The 2017 Kansas City Chiefs won their first five games of the season, averaging 32.8 points a game.
Over the next six games, the Chiefs offense inexplicably stuttered, averaging just 18.0 points a game as they dropped five of six, scoring just nine points in Week 10 and ten points in Week 11.
Already a three-time Coach of the Year, Andy Reid decided to cede his play-calling duties to his O.C., Matt Nagy, and in Nagy’s first outing the Chiefs put up 31 points and over 500 yards of offense.
With Nagy calling plays, the Chiefs went on to win their last four games and secured a wild-card spot while averaging 30 points a game.
Ten days later, Nagy left Kansas City to become the head coach of the Chicago Bears.
With his club currently struggling through a four-game losing streak, why wouldn’t Nagy try the same thing?
Monday, Nagy said “there were a lot of things breaking down in the first half versus the Eagles,” and I wondered, relative to his play-calling and focus it takes, would it be advantageous for him to give it up even temporarily to be able to focus on all those things that were going wrong?
“I’ll start off by saying we look at a lot of different things: players, we look at us as coaches, we look at the plays that are being called. That’s always the No. 1 thing after every single game, win lose or draw, that I start off with," he said Wednesday.
“It doesn’t matter whether we score six touchdowns and we have a hell of a game, I'll always check myself and see where am I at in regards to this scheme and whether it works or not; was it there; and also the rhythm.
“I've been a part of that. I've lived it. Where some of the best play-callers have been into a position where you try change.
“We're always looking at all avenues. To answer your question: it's not just the players, it is coaching.”
I don’t challenge the plays called by professionals because they know more about it than I do, but I couldn’t find an answer to my actual question in that response so I tried to clarify, “Just to be clear, I’m not asking about your play-calling, I’m asking if not having to worry about that during the game would free you up to do other things that would benefit the ball club?”
Nagy patiently replied, “That part of the question, to me, it falls into a rhythm.
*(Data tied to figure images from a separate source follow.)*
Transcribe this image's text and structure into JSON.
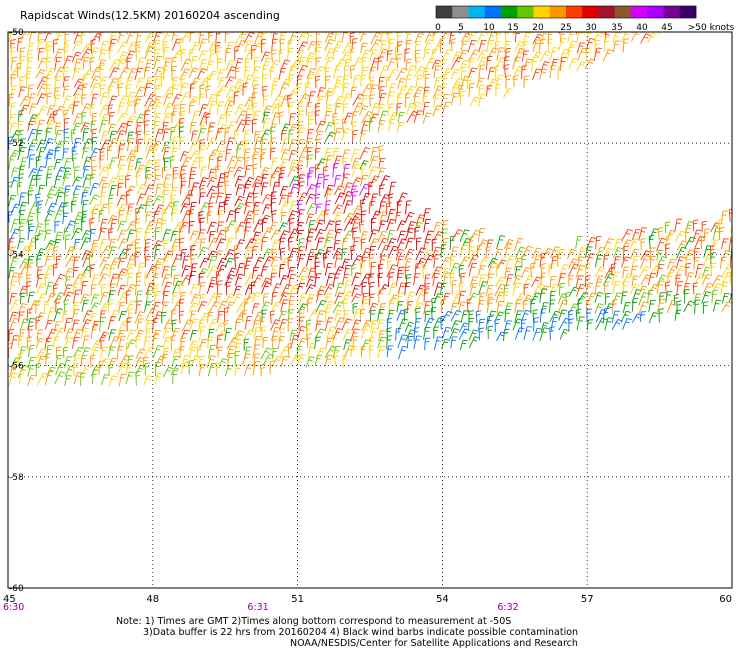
{
  "title": "Rapidscat Winds(12.5KM) 20160204 ascending",
  "colorbar": {
    "labels": [
      "0",
      "5",
      "10",
      "15",
      "20",
      "25",
      "30",
      "35",
      "40",
      "45",
      ">50 knots"
    ],
    "colors": [
      "#3f3f3f",
      "#8f8f8f",
      "#00b4f0",
      "#0070ff",
      "#00a000",
      "#64c800",
      "#ffd200",
      "#ff9600",
      "#ff3c00",
      "#e10000",
      "#a0142d",
      "#8c5a28",
      "#d200ff",
      "#aa00ff",
      "#780096",
      "#3c0064"
    ]
  },
  "axes": {
    "lat_labels": [
      "-50",
      "-52",
      "-54",
      "-56",
      "-58",
      "-60"
    ],
    "lon_labels": [
      "45",
      "48",
      "51",
      "54",
      "57",
      "60"
    ],
    "time_labels": [
      "6:30",
      "6:31",
      "6:32"
    ],
    "time_label_color": "#960096"
  },
  "notes": {
    "line1": "Note: 1) Times are GMT 2)Times along bottom correspond to measurement at -50S",
    "line2": "3)Data buffer is 22 hrs from 20160204 4) Black wind barbs indicate possible contamination",
    "line3": "NOAA/NESDIS/Center for Satellite Applications and Research"
  }
}
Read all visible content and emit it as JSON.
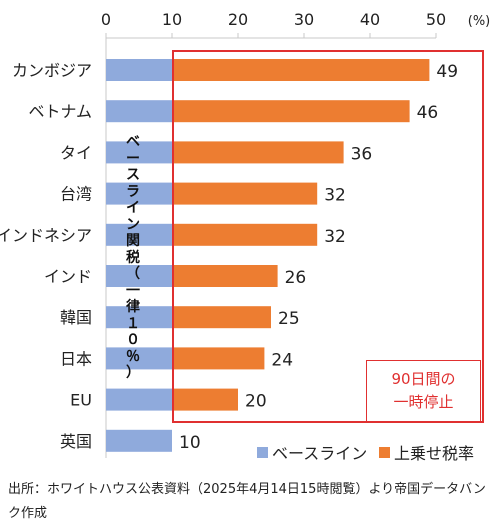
{
  "chart_data": {
    "type": "bar",
    "orientation": "horizontal",
    "stacked": true,
    "categories": [
      "カンボジア",
      "ベトナム",
      "タイ",
      "台湾",
      "インドネシア",
      "インド",
      "韓国",
      "日本",
      "EU",
      "英国"
    ],
    "series": [
      {
        "name": "ベースライン",
        "values": [
          10,
          10,
          10,
          10,
          10,
          10,
          10,
          10,
          10,
          10
        ],
        "color": "#8faadc"
      },
      {
        "name": "上乗せ税率",
        "values": [
          39,
          36,
          26,
          22,
          22,
          16,
          15,
          14,
          10,
          0
        ],
        "color": "#ed7d31"
      }
    ],
    "totals": [
      49,
      46,
      36,
      32,
      32,
      26,
      25,
      24,
      20,
      10
    ],
    "data_labels": [
      "49",
      "46",
      "36",
      "32",
      "32",
      "26",
      "25",
      "24",
      "20",
      "10"
    ],
    "x_ticks": [
      "0",
      "10",
      "20",
      "30",
      "40",
      "50"
    ],
    "x_unit": "(%)",
    "xlim": [
      0,
      50
    ],
    "axis_position": "top",
    "grid": false,
    "legend_position": "bottom-right",
    "baseline_annotation": [
      "ベ",
      "ー",
      "ス",
      "ラ",
      "イ",
      "ン",
      "関",
      "税",
      "（",
      "一",
      "律",
      "１",
      "０",
      "％",
      "）"
    ],
    "highlight_box_color": "#e03030",
    "note_lines": [
      "90日間の",
      "一時停止"
    ]
  },
  "source_text": "出所：ホワイトハウス公表資料（2025年4月14日15時閲覧）より帝国データバンク作成"
}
It's pretty natural, when you go three-and-out five straight times and you don't know your 'why' sometimes, that's the part to where you can say to yourselves, 'is this something where there needs to be a change, whether it's play-calling, whether it's schematically, whether it's position, etc?'
“But it can affect you at times if you're not getting into rhythm. I think just like it affects the players. Hopefully that's ... I don't know if I'm answering exactly what you're looking for.”
He wasn’,t so I tried one last time, “I’m actually asking if you would be best served rather than focusing on calling plays by watching offensive line play or watching your receivers ..."
Before I could finish, I was told, “No, I wouldn't.”
Following his first NFL game as a play-caller back in 2017, Nagy told Terez Paylor of the Kansas City Star, “That’s the best part about Coach Reid –– there’s zero ego. He doesn’t care. If he thinks it’s going to work, let’s go.”
I can’t say for certain Nagy handing off the play-calling duties would help fix what’s ailing the Bears, but it does seem highly unlikely he’d be the Bears head coach today if Reed hadn’t tried it with him.
I also have no idea whether or not Nagy’s ego is an issue.
My gut is telling me he will get this fixed, but it is troubling how unwilling Nagy is to even consider something so obvious that’s worked for him in the past, if for no other reason than to get a fresh perspective on where his club is at, and what his options are to get it where he wants it to go.